I’ll add that I was approached to become a life insurance agent in 2005, and was approached even in 2001 (even before my layoff from I.T.) and again in 2003 to get involved with getting people to convert from whole life to term. Since I was homosexual all my life and never married and never had children, my private reaction was the opposite of Mr. Haggard’s: who am I to go into a family’s home and tell them how they should manage their finances, when I haven’t experienced supporting children? I didn’t try to take either such job.

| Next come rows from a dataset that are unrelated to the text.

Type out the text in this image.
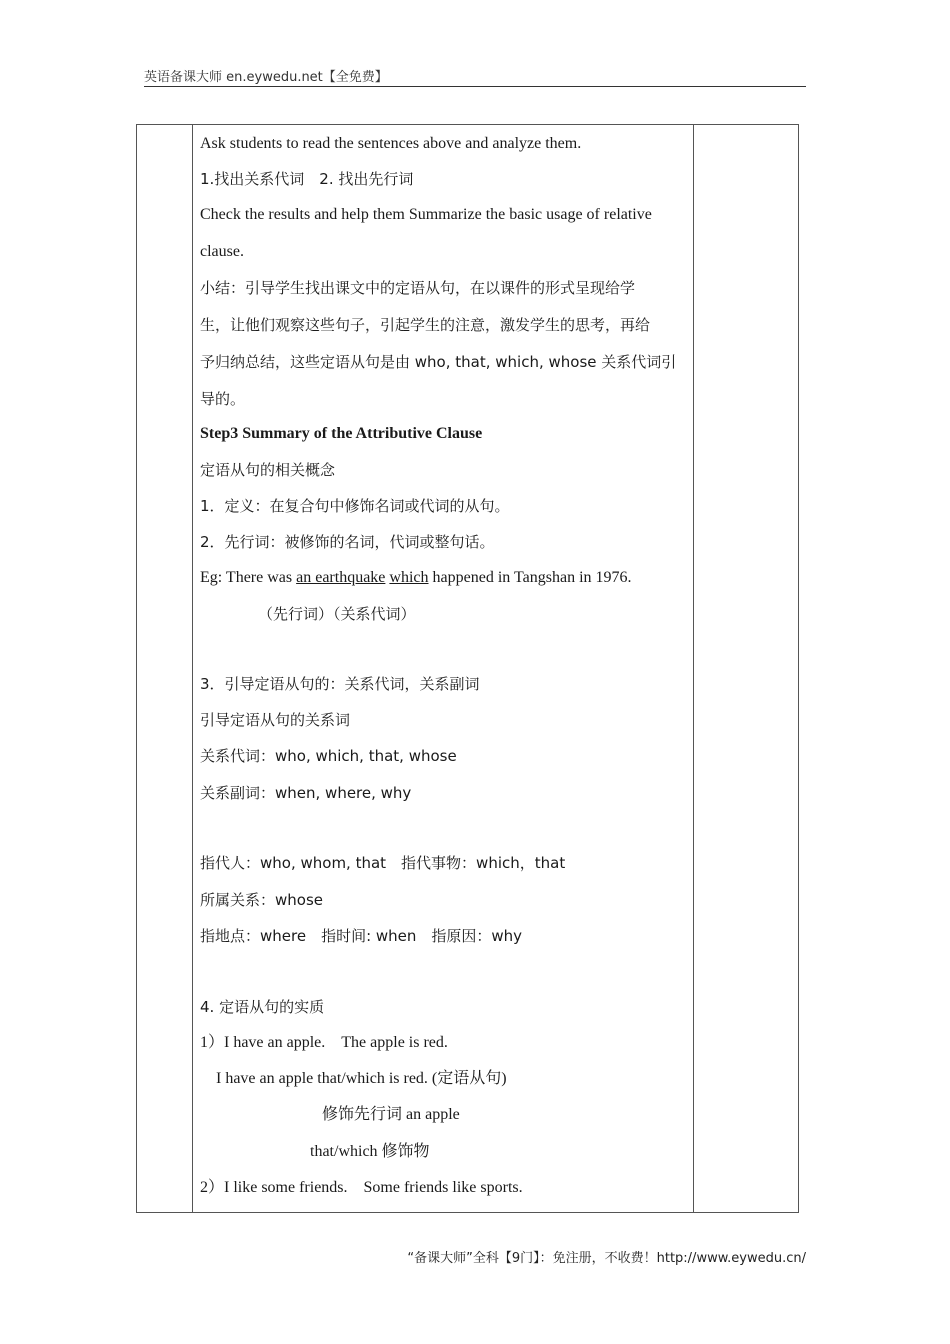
英语备课大师 en.eywedu.net【全免费】
Ask students to read the sentences above and analyze them.
1.找出关系代词　2. 找出先行词
Check the results and help them Summarize the basic usage of relative
clause.
小结：引导学生找出课文中的定语从句，在以课件的形式呈现给学
生，让他们观察这些句子，引起学生的注意，激发学生的思考，再给
予归纳总结，这些定语从句是由 who, that, which, whose 关系代词引
导的。
Step3 Summary of the Attributive Clause
定语从句的相关概念
1．定义：在复合句中修饰名词或代词的从句。
2．先行词：被修饰的名词，代词或整句话。
Eg: There was an earthquake which happened in Tangshan in 1976.
（先行词）（关系代词）
3．引导定语从句的：关系代词，关系副词
引导定语从句的关系词
关系代词：who, which, that, whose
关系副词：when, where, why
指代人：who, whom, that　指代事物：which，that
所属关系：whose
指地点：where　指时间: when　指原因：why
4. 定语从句的实质
1）I have an apple.　The apple is red.
I have an apple that/which is red. (定语从句)
修饰先行词 an apple
that/which 修饰物
2）I like some friends.　Some friends like sports.
“备课大师”全科【9门】：免注册，不收费！http://www.eywedu.cn/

Haggard has a website and it’s interesting that he uses the site to promote his ability to sell life insurance. (I wouldn’t want to do that, but a lot of employers expect their agents or principals to use their personal Internet presence for business purposes, a finding in a recent Pew Internet Group study
I’ve ventured afar, and let’s get back to Mr. Haggard. He has appeared on Oprah and on Larry King Live. He says that Mike Jones (the escort) actually rescued him. Jones appears in the film, and his masculine physicality is apparent visually; it’s apparent to me why Haggard would have felt attracted. (One can ponder the "existential" ramifications; I've explained how they apply to me on other blogs.) Jones has written a book "I Had to Say Something: The Art of Ted Haggard's Fall" (Seven Stories Press, 2007) (with Sam Gallegos, from Seven Rivers Press). At least one other person has come forward with accusations of inappropriate behavior, and the general tone in the gay community (including Mr. Jones) has been to say that Haggard did the community great harm. However Haggard says that he was never focused on homosexuality in his preaching, even as he struggled with his own sexuality.

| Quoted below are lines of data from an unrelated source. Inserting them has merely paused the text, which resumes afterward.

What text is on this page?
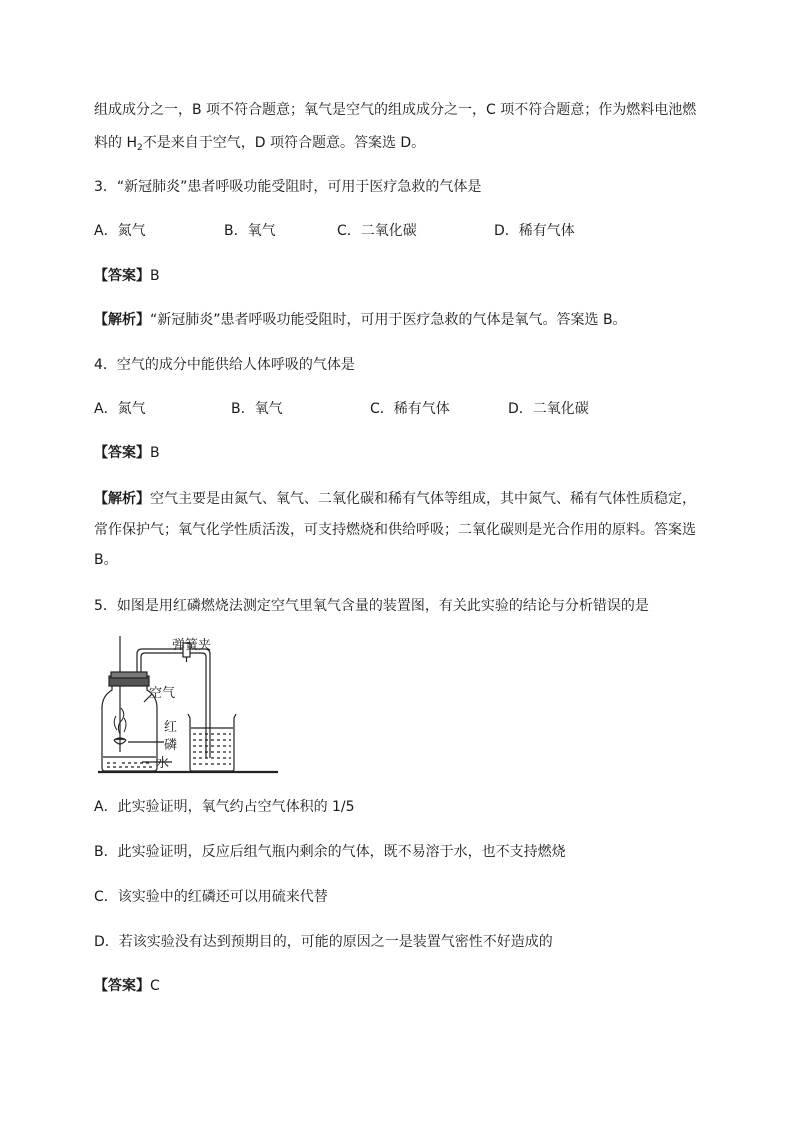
组成成分之一，B 项不符合题意；氧气是空气的组成成分之一，C 项不符合题意；作为燃料电池燃
料的 $H_2$不是来自于空气，D 项符合题意。答案选 D。
3．“新冠肺炎”患者呼吸功能受阻时，可用于医疗急救的气体是
A．氮气	B．氧气	C．二氧化碳	D．稀有气体
【答案】B
【解析】“新冠肺炎”患者呼吸功能受阻时，可用于医疗急救的气体是氧气。答案选 B。
4．空气的成分中能供给人体呼吸的气体是
A．氮气	B．氧气	C．稀有气体	D．二氧化碳
【答案】B
【解析】空气主要是由氮气、氧气、二氧化碳和稀有气体等组成，其中氮气、稀有气体性质稳定，
常作保护气；氧气化学性质活泼，可支持燃烧和供给呼吸；二氧化碳则是光合作用的原料。答案选
B。
5．如图是用红磷燃烧法测定空气里氧气含量的装置图，有关此实验的结论与分析错误的是
弹簧夹
空气
红
磷
水
A．此实验证明，氧气约占空气体积的 1/5
B．此实验证明，反应后组气瓶内剩余的气体，既不易溶于水，也不支持燃烧
C．该实验中的红磷还可以用硫来代替
D．若该实验没有达到预期目的，可能的原因之一是装置气密性不好造成的
【答案】C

Haggard says that he is a “heterosexual with some issues” and that homosexual behavior is wrong for him given his belief system. In the film, he makes a lot of proving that he can provide for his family, including the possibility of their survivorship, and of course that fits into the job of selling life insurance (and I don’t relate to that personally, because of having made different life “choices”). He (as on his website) also mentions debt reduction, a timely skill right now. (I did work as a debt collector myself in Minnesota in 2003; debt counseling is a bit separate.)

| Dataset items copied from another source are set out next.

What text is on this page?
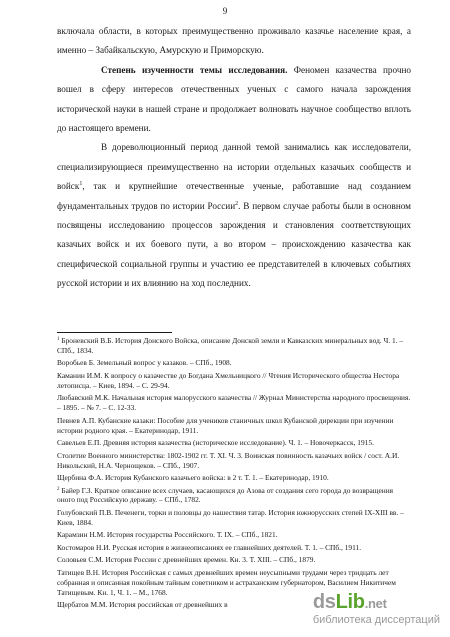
9

включала области, в которых преимущественно проживало казачье население края, а именно – Забайкальскую, Амурскую и Приморскую.

Степень изученности темы исследования. Феномен казачества прочно вошел в сферу интересов отечественных ученых с самого начала зарождения исторической науки в нашей стране и продолжает волновать научное сообщество вплоть до настоящего времени.

В дореволюционный период данной темой занимались как исследователи, специализирующиеся преимущественно на истории отдельных казачьих сообществ и войск$^1$, так и крупнейшие отечественные ученые, работавшие над созданием фундаментальных трудов по истории России$^2$. В первом случае работы были в основном посвящены исследованию процессов зарождения и становления соответствующих казачьих войск и их боевого пути, а во втором – происхождению казачества как специфической социальной группы и участию ее представителей в ключевых событиях русской истории и их влиянию на ход последних.

$^1$ Броневский В.Б. История Донского Войска, описание Донской земли и Кавказских минеральных вод. Ч. 1. – СПб., 1834.

Воробьев Б. Земельный вопрос у казаков. – СПб., 1908.

Каманин И.М. К вопросу о казачестве до Богдана Хмельницкого // Чтения Исторического общества Нестора летописца. – Киев, 1894. – С. 29-94.

Любавский М.К. Начальная история малорусского казачества // Журнал Министерства народного просвещения. – 1895. – № 7. – С. 12-33.

Певнев А.П. Кубанские казаки: Пособие для учеников станичных школ Кубанской дирекции при изучении истории родного края. – Екатеринодар, 1911.

Савельев Е.П. Древняя история казачества (историческое исследование). Ч. 1. – Новочеркасск, 1915.

Столетие Военного министерства: 1802-1902 гг. Т. XI. Ч. 3. Воинская повинность казачьих войск / сост. А.И. Никольский, Н.А. Чернощеков. – СПб., 1907.

Щербина Ф.А. История Кубанского казачьего войска: в 2 т. Т. 1. – Екатеринодар, 1910.

$^2$ Байер Г.З. Краткое описание всех случаев, касающихся до Азова от создания сего города до возвращения оного под Российскую державу. – СПб., 1782.

Голубовский П.В. Печенеги, торки и половцы до нашествия татар. История южнорусских степей IX-XIII вв. – Киев, 1884.

Карамзин Н.М. История государства Российского. Т. IX. – СПб., 1821.

Костомаров Н.И. Русская история в жизнеописаниях ее главнейших деятелей. Т. 1. – СПб., 1911.

Соловьев С.М. История России с древнейших времен. Кн. 3. Т. XIII. – СПб., 1879.

Татищев В.Н. История Российская с самых древнейших времен неусыпными трудами через тридцать лет собранная и описанная покойным тайным советником и астраханским губернатором, Василием Никитичем Татищевым. Кн. 1, Ч. 1. – М., 1768.

Щербатов М.М. История российская от древнейших в	dsLib.net
библиотека диссертаций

Haggard says that he had some homosexual thoughts or interest for a brief time in middle or high school, but that the thoughts remained latent until a “blast crisis” at about age 50. (My own thought experience started then – with a lot of teasing and harassment from kids commonly experienced by less “competitive” boys – and then went through two cycles of “coming out” as described in my book.) His wife Gayle (he has five children) appeared on Larry King Live (along with the oldest, 25-year-old son Marcus, who works in overseas development; and they discussed their keeping their marriage together, which probably saved his life.
Some people may recall Jimmy Swaggart's confession and "Apology Sermon" from Baton Rouge LA in Feb. 1988, link here.
Note: HBO apparently no longer has the arrangement with New Line/ Picturehouse for theatrical releases. It would be nice to see that relationship resurrected. Some of these documentaries do make their way into Landmark and other "art" theaters.
Update: June 6, 2010
Ted Haggard apparently is starting a new independent church open to everyone, including gays. The ABC News story (June 2, 2010) is "Ted Haggard to Start New Church in Colo. Springs: 'My resurrection day': Ted Haggard to start new church in Colorado Springs", AP story by Dan Elliott, link here.